Over and over again I've felt the pain,believing the words you say when things will change.I know better then to stay should of walk away on that hurtful day,made me cry every night.hoping you'll put all your sin's to rest,and save whatever left from all the damage were living with.I didn't want to stay where all the bad being,just wanted u to hold my hand.took me awhile to make up my mind and not to live u behind,I took the chance and stayed.I should of seen this coming my way things will never be just you and me,threes always something in between.my love for you reach it's end,finding all the things u hide telling woman lie's just to get them on your side.I be a fool to stay and listen to what u have to say,no longer will i let you work you words into my brain. Your not the only one who knows how to play your game,going to do everything you do!its like they say if u cant bet them join them.we reach the being of are end.
Trying to keep things from going under and over my head,am laying on a bed of bleeding rose's.everyday I can feel there throes dig there way into me making it harder to leave, or maybe its just me the loneliness that's eats away at me brings forbidden thing's closer to me. digging my self in deep, its getting harder to see the other side is it day or night?? Keeping my self lock inside trying to hide what's really going on deep inside, looking around at everyone's eyes hoping they don't see the real me. Don't want them to see the pain I keep or the loneliness that's pulling me in deep, pushing a smile on my face everyday when am with the family.the things they say and the jokes they make hurt me deep.just keep my mouth close and play along with the jokes, no one wants to hear me its the same old thing,but now its more then that its how am felling as each day pass. Every time I turn to somebody theres no one there.am alone with all this world of shit,am going to have to pull my self out. Only thing am too weak for everything.
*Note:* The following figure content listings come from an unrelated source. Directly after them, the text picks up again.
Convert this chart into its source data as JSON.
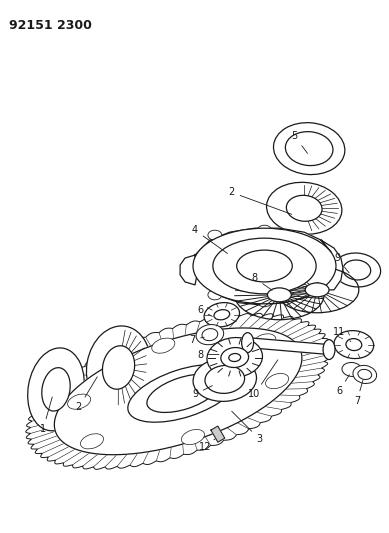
{
  "title": "92151 2300",
  "bg_color": "#ffffff",
  "line_color": "#1a1a1a",
  "fig_width": 3.89,
  "fig_height": 5.33,
  "dpi": 100
}
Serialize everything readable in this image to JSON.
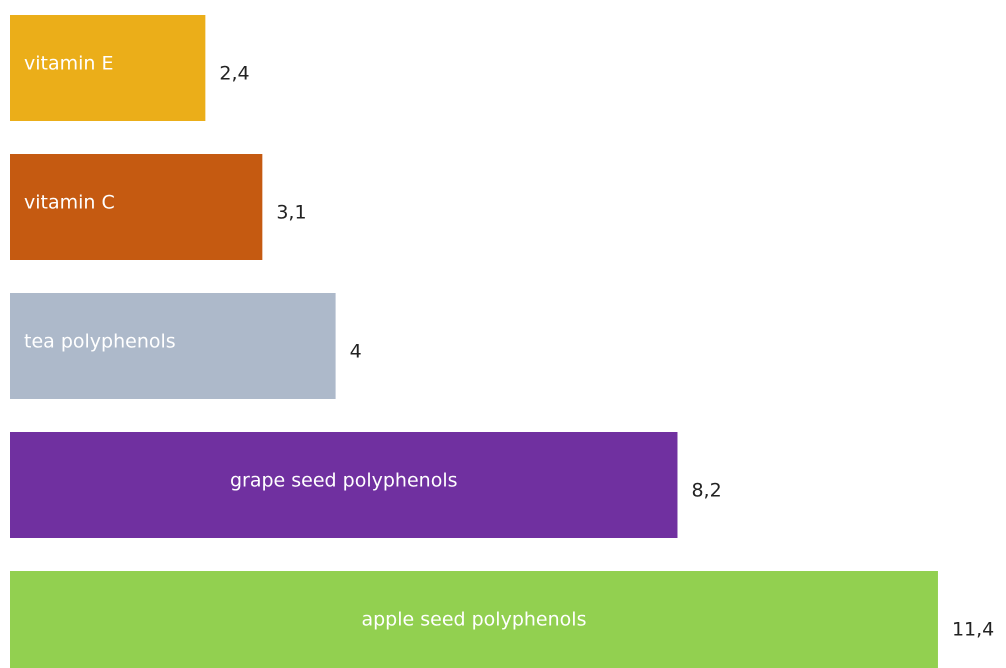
{
  "chart_data": {
    "type": "bar",
    "orientation": "horizontal",
    "categories": [
      "vitamin E",
      "vitamin C",
      "tea polyphenols",
      "grape seed polyphenols",
      "apple seed polyphenols"
    ],
    "values": [
      2.4,
      3.1,
      4,
      8.2,
      11.4
    ],
    "value_labels": [
      "2,4",
      "3,1",
      "4",
      "8,2",
      "11,4"
    ],
    "colors": [
      "#EBAE19",
      "#C55A11",
      "#ADB9CA",
      "#7030A0",
      "#92D050"
    ],
    "title": "",
    "xlabel": "",
    "ylabel": "",
    "grid": false,
    "legend": "none"
  }
}
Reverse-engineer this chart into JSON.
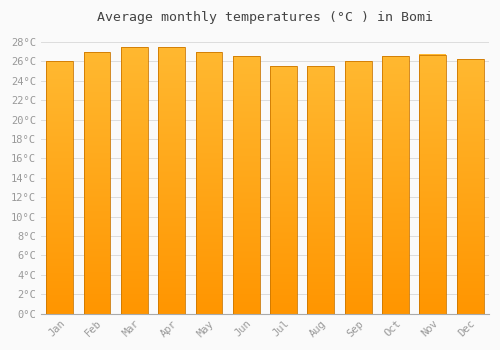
{
  "title": "Average monthly temperatures (°C ) in Bomi",
  "months": [
    "Jan",
    "Feb",
    "Mar",
    "Apr",
    "May",
    "Jun",
    "Jul",
    "Aug",
    "Sep",
    "Oct",
    "Nov",
    "Dec"
  ],
  "values": [
    26.0,
    27.0,
    27.5,
    27.5,
    27.0,
    26.5,
    25.5,
    25.5,
    26.0,
    26.5,
    26.7,
    26.2
  ],
  "ylim": [
    0,
    29
  ],
  "yticks": [
    0,
    2,
    4,
    6,
    8,
    10,
    12,
    14,
    16,
    18,
    20,
    22,
    24,
    26,
    28
  ],
  "bar_color_top": "#FFB830",
  "bar_color_bottom": "#FF9500",
  "bar_edge_color": "#CC7700",
  "background_color": "#FAFAFA",
  "grid_color": "#DDDDDD",
  "tick_label_color": "#999999",
  "title_color": "#444444",
  "title_fontsize": 9.5,
  "tick_fontsize": 7.5,
  "bar_width": 0.72,
  "n_grad": 200
}
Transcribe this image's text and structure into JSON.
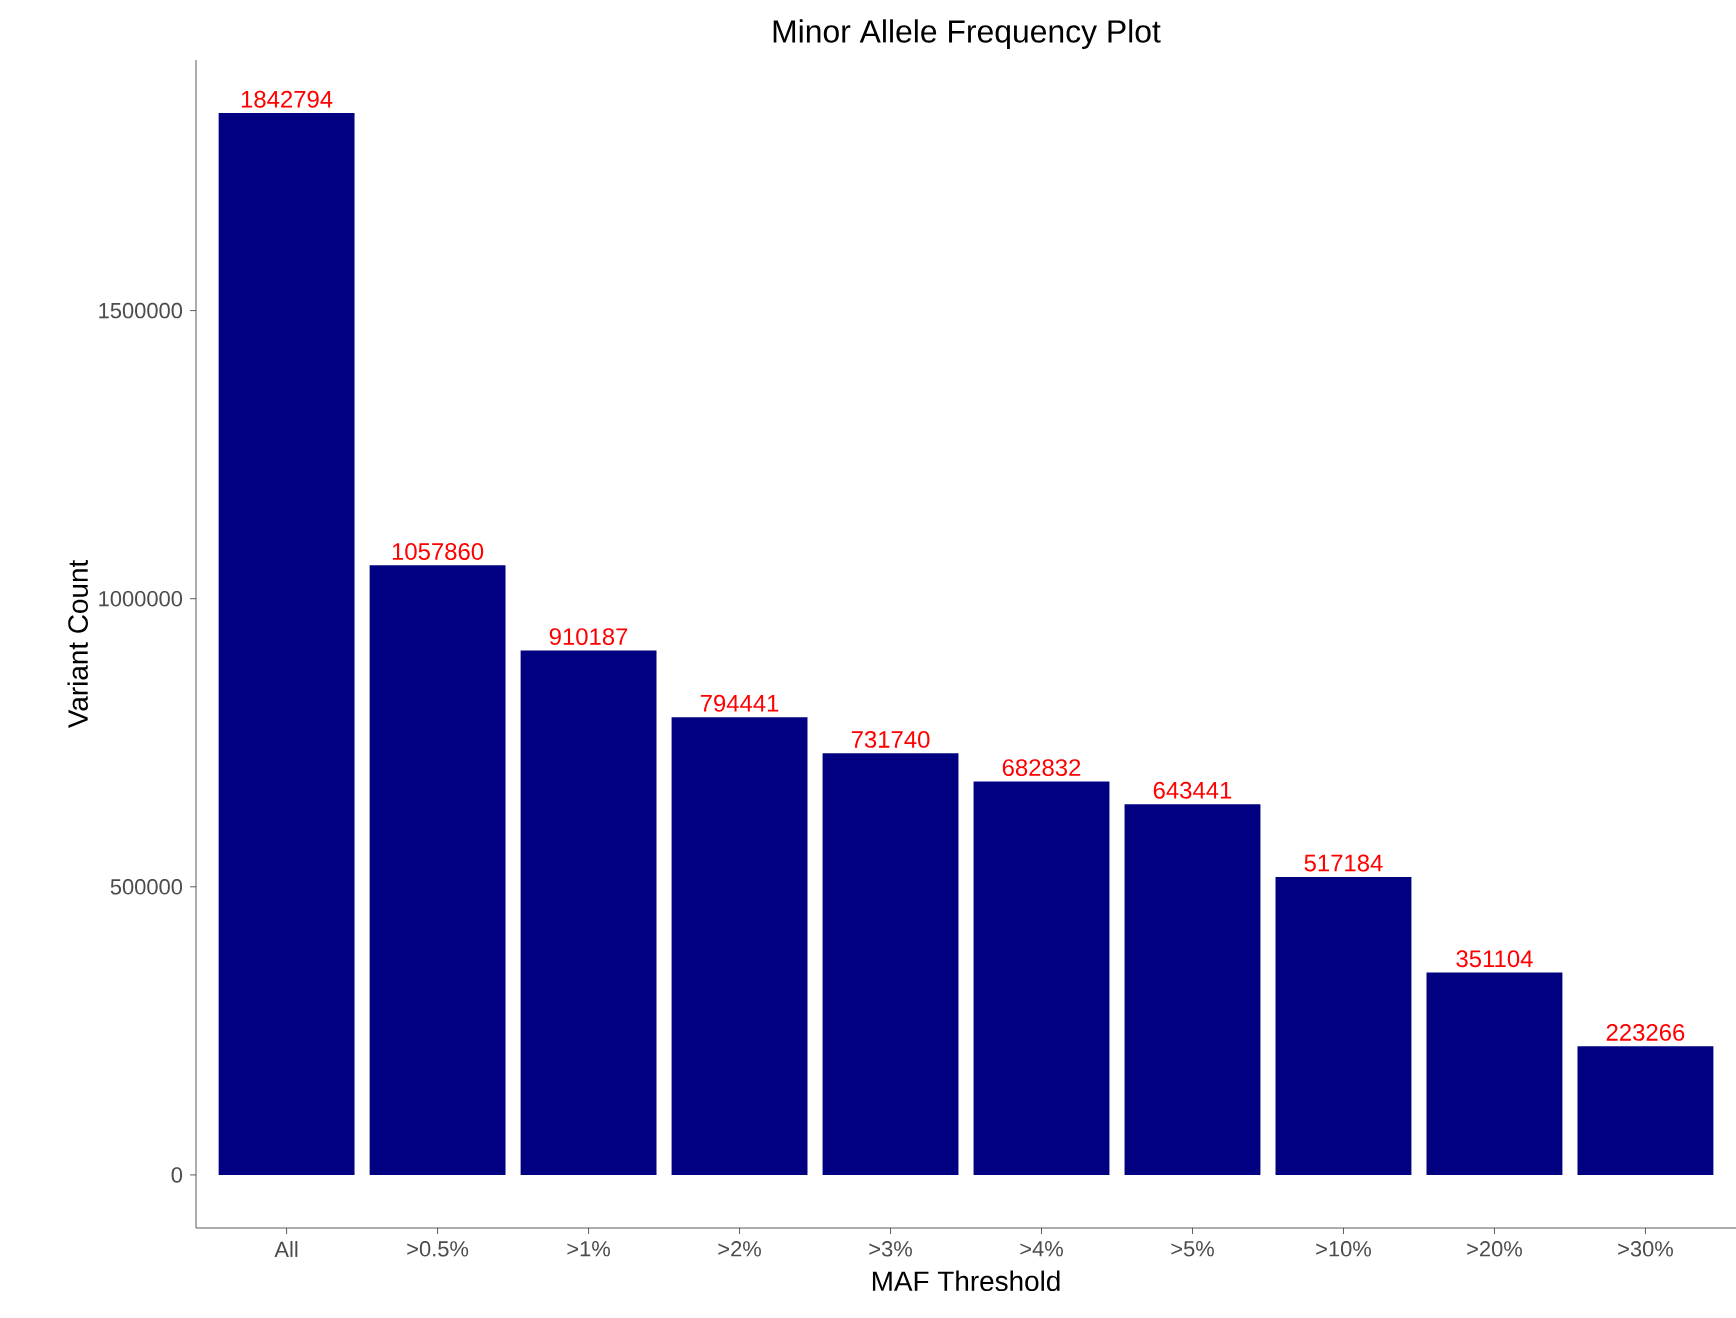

things weren't good the last time we spent time together,nothing but fright's every night. The thing's you said killed me,(I deserver every bad thing you ever did to me) tears rolled out my eyes as I cried all night. I never ask for any of this the pain,you made up your mind and did what u did in are bed.nothing change I still feel that same, the hurt from you still waits for your touch for your comfort. Maybe that day will never find its way but u sure did, walking around acting like everything is fine and you did no crime. Things happen too soon with you,every night I think to my self is he sleeping by him self or with some one el's? But I guess we all know were you go,straight to the other side.its like how they say(WELL AM AWAY HE WILL PLAY) it seems so far away when I use to be your only lady,now its no longer me that you see.(the grass is always greener in somebody else eyes)both side some things we didn't mean cant go back into time,just have to try to make things right.
Today i make the move were i sperate my self from you and all the things you've done while I was gone.wanted things to last for you and me,are past will never look back.seeing us holding hands watching the world go by.bury me next to you after the long life we had,flowers laid upon are stones by the children we had. This use to be one of my dreams of you and me,an everyday day dream.I wish for this more then u can believe now am packing my things and going for the door. Tears running down my face as my bus leaves and my heart hits the floor. Lonely days and colds nights missing you more and more as we pass each sign,I bet am the only one crying.to be in your arms once more,to feel your touch on my lips,to have you hold me tight as we lay down. These are the things I'll miss.its all coming to its bitter end how I wish for none of this to have happen. Today I make the move were I sperate my self from you and all the things you do,I've loved you from day one and ill love you till the next rising sun.